Evelyn Mary Dunbar (1906-1960)
"A 1944 Pastoral: Land Girls Pruning at East Malling"
How it rained
When we worked at Flintcomb-Ash,
And could not stand upon the hill
Trimming swedes for the slicing-mill.
The wet washed through us -- plash, plash, plash:
How it rained!
How it snowed
When we crossed from Flintcomb-Ash
To the Great Barn for drawing reed,
Since we could nowise chop a swede. --
Flakes in each doorway and casement-sash:
How it snowed!
How it shone
When we went from Flintcomb-Ash
To start at dairywork once more
In the laughing meads, with cows three-score,
And pails, and songs, and love -- too rash:
How it shone!
Thomas Hardy, Winter Words in Various Moods and Metres (1928).
Hardy is one of the few poets who, as a man, can successfully write a poem from the point-of-view of a woman, without doing so in a false or patronizing fashion. (Perhaps, as a man, I am not qualified to opine on the matter.
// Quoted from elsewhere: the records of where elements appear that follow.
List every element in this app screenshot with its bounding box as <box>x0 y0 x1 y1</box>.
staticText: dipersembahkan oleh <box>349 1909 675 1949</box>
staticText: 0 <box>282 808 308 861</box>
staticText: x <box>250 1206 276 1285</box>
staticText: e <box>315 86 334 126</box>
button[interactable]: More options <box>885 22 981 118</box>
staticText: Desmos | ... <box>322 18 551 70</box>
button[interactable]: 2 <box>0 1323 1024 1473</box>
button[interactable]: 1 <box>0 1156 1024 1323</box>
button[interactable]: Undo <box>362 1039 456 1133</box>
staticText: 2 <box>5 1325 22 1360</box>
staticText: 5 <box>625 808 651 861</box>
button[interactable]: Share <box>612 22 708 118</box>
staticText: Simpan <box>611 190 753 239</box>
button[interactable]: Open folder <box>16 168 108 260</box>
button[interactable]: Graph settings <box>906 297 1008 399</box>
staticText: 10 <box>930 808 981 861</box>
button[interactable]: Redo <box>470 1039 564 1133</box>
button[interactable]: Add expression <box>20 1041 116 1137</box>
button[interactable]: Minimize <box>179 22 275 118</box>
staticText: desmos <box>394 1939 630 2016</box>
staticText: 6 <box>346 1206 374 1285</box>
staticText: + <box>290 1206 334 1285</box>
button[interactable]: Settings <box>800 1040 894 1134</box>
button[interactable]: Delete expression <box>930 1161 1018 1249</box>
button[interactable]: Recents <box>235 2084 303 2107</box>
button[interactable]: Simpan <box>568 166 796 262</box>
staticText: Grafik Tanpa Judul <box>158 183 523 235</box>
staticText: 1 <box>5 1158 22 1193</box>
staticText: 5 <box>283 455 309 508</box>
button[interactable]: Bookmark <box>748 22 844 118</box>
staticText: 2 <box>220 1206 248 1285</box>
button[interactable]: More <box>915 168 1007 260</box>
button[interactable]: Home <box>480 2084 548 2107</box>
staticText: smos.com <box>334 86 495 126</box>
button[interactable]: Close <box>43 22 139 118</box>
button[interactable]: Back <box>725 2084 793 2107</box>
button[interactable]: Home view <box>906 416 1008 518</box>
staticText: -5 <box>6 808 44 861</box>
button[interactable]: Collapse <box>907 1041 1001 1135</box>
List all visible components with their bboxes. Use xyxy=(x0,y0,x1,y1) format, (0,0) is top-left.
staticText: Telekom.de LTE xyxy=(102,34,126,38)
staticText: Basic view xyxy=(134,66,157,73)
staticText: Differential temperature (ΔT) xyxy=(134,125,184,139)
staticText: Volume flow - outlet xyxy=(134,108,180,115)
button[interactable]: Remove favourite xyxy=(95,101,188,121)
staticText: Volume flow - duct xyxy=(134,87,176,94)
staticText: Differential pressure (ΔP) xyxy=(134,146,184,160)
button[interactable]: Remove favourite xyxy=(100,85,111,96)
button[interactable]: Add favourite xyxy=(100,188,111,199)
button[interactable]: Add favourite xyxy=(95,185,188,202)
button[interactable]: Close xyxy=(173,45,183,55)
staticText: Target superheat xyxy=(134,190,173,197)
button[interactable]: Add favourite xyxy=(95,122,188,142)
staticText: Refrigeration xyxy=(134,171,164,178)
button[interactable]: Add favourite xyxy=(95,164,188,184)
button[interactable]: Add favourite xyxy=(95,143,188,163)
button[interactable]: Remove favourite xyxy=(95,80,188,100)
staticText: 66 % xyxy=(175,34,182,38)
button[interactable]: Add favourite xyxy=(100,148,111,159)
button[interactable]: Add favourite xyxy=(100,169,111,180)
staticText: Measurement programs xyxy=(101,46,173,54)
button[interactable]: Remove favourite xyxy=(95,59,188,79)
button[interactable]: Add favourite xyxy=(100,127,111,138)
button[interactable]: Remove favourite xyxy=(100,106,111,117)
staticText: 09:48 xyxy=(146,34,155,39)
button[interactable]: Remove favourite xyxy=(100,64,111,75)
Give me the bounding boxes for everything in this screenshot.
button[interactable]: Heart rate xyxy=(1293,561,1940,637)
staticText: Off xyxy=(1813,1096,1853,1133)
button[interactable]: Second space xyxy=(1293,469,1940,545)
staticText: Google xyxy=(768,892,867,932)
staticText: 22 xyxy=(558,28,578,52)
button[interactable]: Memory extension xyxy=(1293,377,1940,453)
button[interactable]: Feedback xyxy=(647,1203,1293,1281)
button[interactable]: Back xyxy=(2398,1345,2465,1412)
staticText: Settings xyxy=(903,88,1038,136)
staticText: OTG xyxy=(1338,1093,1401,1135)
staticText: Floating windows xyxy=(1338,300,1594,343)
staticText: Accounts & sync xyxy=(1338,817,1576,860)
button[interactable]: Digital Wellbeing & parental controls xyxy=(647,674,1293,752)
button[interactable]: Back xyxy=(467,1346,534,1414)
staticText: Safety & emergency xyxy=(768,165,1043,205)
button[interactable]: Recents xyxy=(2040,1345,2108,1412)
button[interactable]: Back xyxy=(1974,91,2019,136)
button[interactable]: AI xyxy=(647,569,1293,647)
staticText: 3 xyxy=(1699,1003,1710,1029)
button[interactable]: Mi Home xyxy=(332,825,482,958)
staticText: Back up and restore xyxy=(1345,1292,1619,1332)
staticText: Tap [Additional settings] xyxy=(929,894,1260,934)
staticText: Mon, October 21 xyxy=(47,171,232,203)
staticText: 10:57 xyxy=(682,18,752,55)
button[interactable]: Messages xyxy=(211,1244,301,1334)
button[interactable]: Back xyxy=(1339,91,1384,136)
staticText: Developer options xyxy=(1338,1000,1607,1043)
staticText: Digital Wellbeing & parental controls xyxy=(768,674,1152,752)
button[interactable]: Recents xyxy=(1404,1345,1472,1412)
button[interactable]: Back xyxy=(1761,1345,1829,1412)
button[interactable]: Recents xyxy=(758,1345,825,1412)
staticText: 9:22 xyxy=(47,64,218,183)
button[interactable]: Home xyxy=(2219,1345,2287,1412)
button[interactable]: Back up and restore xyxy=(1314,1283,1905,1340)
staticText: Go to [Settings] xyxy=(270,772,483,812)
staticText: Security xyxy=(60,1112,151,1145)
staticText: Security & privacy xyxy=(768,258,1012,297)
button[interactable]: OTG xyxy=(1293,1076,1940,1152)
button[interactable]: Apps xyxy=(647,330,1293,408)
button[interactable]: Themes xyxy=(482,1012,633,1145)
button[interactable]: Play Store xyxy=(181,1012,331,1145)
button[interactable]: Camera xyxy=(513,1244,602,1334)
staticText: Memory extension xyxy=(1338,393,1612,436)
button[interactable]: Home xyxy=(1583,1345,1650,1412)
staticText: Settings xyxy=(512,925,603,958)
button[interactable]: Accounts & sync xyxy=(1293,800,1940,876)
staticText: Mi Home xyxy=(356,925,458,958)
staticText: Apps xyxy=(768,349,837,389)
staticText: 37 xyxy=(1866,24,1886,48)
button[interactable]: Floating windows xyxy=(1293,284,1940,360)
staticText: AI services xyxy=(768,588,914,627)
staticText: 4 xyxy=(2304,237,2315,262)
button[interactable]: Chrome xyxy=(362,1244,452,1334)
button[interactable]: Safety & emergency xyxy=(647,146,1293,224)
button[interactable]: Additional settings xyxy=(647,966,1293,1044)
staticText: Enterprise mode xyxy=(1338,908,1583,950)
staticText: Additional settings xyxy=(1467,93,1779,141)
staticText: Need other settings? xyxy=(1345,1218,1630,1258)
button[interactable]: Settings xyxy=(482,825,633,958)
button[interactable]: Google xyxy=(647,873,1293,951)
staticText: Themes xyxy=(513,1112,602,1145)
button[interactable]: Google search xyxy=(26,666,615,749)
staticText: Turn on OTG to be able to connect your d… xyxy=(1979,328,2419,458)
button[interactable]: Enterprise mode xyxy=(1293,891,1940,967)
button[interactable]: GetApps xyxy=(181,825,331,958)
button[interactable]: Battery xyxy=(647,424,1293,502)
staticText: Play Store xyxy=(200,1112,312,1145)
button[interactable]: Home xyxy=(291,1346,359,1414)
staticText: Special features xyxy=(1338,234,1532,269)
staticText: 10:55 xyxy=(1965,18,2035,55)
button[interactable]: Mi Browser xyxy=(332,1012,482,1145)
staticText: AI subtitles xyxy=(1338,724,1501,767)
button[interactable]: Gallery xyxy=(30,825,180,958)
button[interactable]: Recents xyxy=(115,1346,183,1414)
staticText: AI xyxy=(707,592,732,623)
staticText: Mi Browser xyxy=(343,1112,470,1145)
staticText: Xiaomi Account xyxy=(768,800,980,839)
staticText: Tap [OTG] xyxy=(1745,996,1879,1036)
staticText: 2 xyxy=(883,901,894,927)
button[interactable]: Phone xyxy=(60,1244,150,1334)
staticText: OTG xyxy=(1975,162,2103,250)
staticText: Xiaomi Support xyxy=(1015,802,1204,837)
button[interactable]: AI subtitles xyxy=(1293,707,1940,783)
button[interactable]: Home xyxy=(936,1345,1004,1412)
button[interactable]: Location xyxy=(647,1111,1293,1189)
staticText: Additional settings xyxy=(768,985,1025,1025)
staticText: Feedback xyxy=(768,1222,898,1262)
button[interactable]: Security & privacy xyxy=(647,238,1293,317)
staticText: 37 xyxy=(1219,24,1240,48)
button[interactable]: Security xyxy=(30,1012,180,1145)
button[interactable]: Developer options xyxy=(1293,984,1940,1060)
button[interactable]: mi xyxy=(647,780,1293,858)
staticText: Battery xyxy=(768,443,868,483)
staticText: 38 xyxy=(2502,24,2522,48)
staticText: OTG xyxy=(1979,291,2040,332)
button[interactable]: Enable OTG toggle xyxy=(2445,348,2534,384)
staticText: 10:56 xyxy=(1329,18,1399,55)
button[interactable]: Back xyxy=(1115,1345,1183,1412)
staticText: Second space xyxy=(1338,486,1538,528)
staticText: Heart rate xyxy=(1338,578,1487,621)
Hence, I apologize for any presumption.) In addition to "We Field-Women," I am thinking of, for instance, "Autumn in King's Hintock Park" (an elderly woman raking up leaves) and "The Farm-Woman's Winter" (a woman whose husband has died, leaving her alone on the farm). And there are many others. As I have noted before, Hardy had a great deal of empathy with, and compassion for, his fellow human beings (as individuals, not as "humanity" in the abstract). This may account for his ability to place himself into another person's shoes.
Evelyn Mary Dunbar, "Winter Garden" (c. 1929-1937)
The scenes depicted in "We Field-Women" seem positively bucolic in comparison with the less-than-idyllic Welsh drama of the following poem by R. S. Thomas. Hardy is often (rightly and wrongly) accused of being a pessimist. But Thomas can make Hardy look like an innocent Pollyanna daydreaming of rural arcadias.
On the Farm
There was Dai Puw. He was no good.
They put him in the fields to dock swedes,
And took the knife from him, when he came home
At late evening with a grin
Like the slash of a knife on his face.
There was Llew Puw, and he was no good.
Every evening after the ploughing
With the big tractor he would sit in his chair,
And stare into the tangled fire garden,
Opening his slow lips like a snail.
There was Huw Puw, too. What shall I say?
I have heard him whistling in the hedges
On and on, as though winter
Would never again leave those fields,
And all the trees were deformed.
And lastly there was the girl:
Beauty under some spell of the beast.
Her pale face was the lantern
By which they read in life's dark book
The shrill sentence: God is love.
R. S. Thomas, The Bread of Truth (Rupert Hart-Davis 1963).
Whew! Now, I believe that the caricature of R. S. Thomas as a curmudgeon is overdone. That being said, I suspect that some of his Welsh parishioners may have found him to be a less-than-outgoing and less-than-warm vicar. On the other hand, I also suspect that Thomas was truthful to what he saw. And we must not forget that his Wales is also marked by moments of transcendent beauty.